A pair of mosaics assembled from dozens of telephoto images shows Mount Sharp in dramatic detail. The component images were taken by the 100-millimeter-focal-length telephoto lens camera mounted on the right side of Curiosity’s remote sensing mast during the 45th martian day of the rover’s mission on Mars — September 20, 2012.
This layered mound, also called Aeolis Mons, in the center of Gale Crater rises more than 3 miles (5 kilometers) above the crater floor location of Curiosity. Lower slopes of Mount Sharp remain a destination for the mission, though the rover will first spend many more weeks around a location called “Yellowknife Bay,” where it has found evidence of a past environment favorable for microbial life.
In the version of the mosaic that has been white-balanced, it shows the terrain as if under Earth-like lighting, which makes the sky look overly blue. White-balanced versions help scientists recognize rock materials based on their terrestrial experience. The martian sky would look like more of a butterscotch color to the human eye.

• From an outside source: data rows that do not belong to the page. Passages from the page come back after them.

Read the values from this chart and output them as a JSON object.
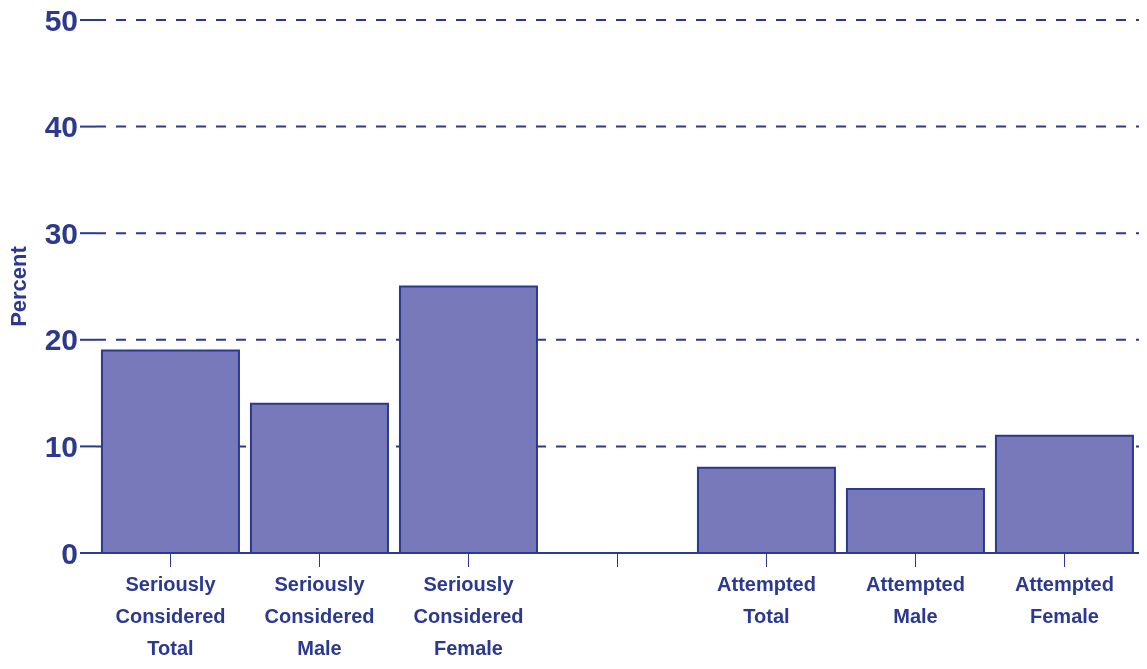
{
  "chart_data": {
    "type": "bar",
    "ylabel": "Percent",
    "categories": [
      "Seriously Considered Total",
      "Seriously Considered Male",
      "Seriously Considered Female",
      null,
      "Attempted Total",
      "Attempted Male",
      "Attempted Female"
    ],
    "values": [
      19,
      14,
      25,
      null,
      8,
      6,
      11
    ],
    "color": "#7779bb",
    "ylim": [
      0,
      50
    ],
    "yticks": [
      0,
      10,
      20,
      30,
      40,
      50
    ],
    "grid": "y"
  }
}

In both versions, the sky has been filled out by extrapolating color and brightness information from the portions of the sky that were captured in images of the terrain.
NASA’s Mars Science Laboratory project is using Curiosity and the rover’s 10 science instruments to investigate environmental history within Gale Crater, a location where the project has found that conditions were long ago favorable for microbial life.